Es mi fuego tan sobrado, 
que el corazón me tiene medio asado. 
¿Ha visto un tostador, donde hay castañas, 
que ostenta por resquicios las entrañas, 
y éste, sobre un alnafe acomodado, 
está siempre de brasa rodeado, 
y contino le soplan con ventalle 
sin el aire que pasa por la calle? 
Pues este corazón, enternecido, 
al dicho tostador, tan parecido, 
sufre de amor tal fuego, que se abrasa; 
y este tormento, por amarte pasa, 
más fijo siempre en esta pena fiera 
que en una esquina está una castañera. 
 Juana. 
(Lucía amiga, aquesto va perdido.) 
 Lucía. 
(¿Cómo?) 
 Juana. 
(Que el socarrón me ha conocido.) 
 Lacayo. 
Piquela y repiquela. 
 Juana. 
 ¡Oh picarote! 
Lacayo, 
Y este pique y repique traen capote. 
Ya vuesarced, señora, me ha entendido. 
¿El camino difícil está llano? 
 Juana. 
Digo que eres mi esposo.

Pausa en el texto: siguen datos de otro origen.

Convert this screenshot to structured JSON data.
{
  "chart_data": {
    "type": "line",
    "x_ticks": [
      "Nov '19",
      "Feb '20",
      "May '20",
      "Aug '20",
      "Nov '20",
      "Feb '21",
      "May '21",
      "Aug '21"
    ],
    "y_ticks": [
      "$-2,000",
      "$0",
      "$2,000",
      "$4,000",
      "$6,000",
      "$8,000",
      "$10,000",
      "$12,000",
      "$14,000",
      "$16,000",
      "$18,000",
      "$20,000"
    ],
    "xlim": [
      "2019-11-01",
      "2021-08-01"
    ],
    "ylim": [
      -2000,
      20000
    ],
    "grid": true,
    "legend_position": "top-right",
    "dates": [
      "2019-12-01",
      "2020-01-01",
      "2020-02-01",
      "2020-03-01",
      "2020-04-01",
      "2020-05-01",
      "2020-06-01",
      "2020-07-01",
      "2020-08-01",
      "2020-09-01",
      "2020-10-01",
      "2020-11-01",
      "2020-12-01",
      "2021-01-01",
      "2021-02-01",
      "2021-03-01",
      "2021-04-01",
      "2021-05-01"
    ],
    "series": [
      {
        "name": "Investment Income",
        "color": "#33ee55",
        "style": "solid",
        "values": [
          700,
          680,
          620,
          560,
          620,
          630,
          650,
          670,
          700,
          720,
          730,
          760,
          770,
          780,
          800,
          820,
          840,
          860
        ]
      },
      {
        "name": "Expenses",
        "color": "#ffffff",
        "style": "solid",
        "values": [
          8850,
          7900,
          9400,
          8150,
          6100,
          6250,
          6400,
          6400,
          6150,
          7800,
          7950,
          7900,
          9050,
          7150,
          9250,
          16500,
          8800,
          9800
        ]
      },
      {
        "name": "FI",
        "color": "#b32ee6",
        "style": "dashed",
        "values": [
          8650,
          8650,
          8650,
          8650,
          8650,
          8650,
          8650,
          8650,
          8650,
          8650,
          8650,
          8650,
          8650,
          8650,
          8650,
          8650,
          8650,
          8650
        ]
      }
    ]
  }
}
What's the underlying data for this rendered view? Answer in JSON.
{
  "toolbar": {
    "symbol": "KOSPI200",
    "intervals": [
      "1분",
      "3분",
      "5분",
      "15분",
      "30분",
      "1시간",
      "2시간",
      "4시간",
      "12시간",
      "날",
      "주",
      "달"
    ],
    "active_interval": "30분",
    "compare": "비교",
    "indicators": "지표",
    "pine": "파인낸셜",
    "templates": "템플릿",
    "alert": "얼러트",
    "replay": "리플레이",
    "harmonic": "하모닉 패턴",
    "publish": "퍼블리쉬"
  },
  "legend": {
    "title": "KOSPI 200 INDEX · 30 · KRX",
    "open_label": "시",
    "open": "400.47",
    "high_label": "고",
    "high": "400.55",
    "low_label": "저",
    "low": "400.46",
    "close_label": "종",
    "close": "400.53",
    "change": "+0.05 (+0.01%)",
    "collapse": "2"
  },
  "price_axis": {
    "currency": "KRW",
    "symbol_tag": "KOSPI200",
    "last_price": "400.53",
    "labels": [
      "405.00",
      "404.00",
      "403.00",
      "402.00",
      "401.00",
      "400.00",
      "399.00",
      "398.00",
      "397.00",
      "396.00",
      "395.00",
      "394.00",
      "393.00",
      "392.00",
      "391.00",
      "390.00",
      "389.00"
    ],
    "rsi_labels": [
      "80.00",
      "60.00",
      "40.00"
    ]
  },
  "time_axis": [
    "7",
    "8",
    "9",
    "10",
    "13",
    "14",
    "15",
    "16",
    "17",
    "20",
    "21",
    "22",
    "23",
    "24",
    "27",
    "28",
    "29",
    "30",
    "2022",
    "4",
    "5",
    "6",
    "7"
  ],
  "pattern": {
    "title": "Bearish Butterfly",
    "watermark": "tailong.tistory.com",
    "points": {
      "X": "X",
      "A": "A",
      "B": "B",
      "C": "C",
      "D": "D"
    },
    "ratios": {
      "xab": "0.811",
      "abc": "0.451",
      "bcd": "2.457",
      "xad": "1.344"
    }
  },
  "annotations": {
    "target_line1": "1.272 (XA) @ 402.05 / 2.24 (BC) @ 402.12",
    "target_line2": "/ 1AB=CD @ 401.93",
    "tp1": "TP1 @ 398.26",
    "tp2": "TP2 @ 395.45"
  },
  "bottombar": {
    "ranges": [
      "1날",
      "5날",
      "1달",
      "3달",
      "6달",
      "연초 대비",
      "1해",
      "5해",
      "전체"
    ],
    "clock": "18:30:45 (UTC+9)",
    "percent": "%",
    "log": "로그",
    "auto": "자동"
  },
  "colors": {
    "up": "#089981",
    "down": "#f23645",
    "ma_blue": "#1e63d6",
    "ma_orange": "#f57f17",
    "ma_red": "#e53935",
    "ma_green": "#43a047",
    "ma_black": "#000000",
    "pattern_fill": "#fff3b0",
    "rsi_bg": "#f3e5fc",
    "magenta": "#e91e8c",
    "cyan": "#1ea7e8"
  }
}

Esta es mi mano. 
 Lucía. 
Bueno lo vas pasando, por mi vida. 
 Juana. 
Pues ¿qué he de hacer, si soy ya conocida? 
 Lacayo. 
Los músicos traía , prevenidos , 
con tres lacayos todos conocidos. 
Salgan con las vecinas y bailemos, 
y estas alegres bodas celebremos. 
Baile. 
 
Una niña hermosa 
 que subió el amor 
 de tostar castañas 
 a más presunción; 
 para casamiento 
 galanes juntó, 
 y entre cuatro amantes 
 escogió el peor. 
Oigan , tengan , pasen , 
escuchen y den atención, 
que hoy se juntan la almohaza y el tostador. 
 La que con donaire 
de los tres fisgó, 
en el cuarto halla 
tretas de fisgón. 
Lacayo profeso 
por marido halló, 
la que para dama 
hace aprobación. 
Oigan , tengan , pasen , 
escuchen y den atención, 
que hoy se juntan la almohaza y el tostador. 
Castañeras que estáis en Madrid, 
venid, venid, venid a la fiesta, 
pregonando castaña cocida enjerta. 
Lacayitos de almohaza y mandil, 
venid, venid, venid a la boda 
pregonando miseria con calzas rotas.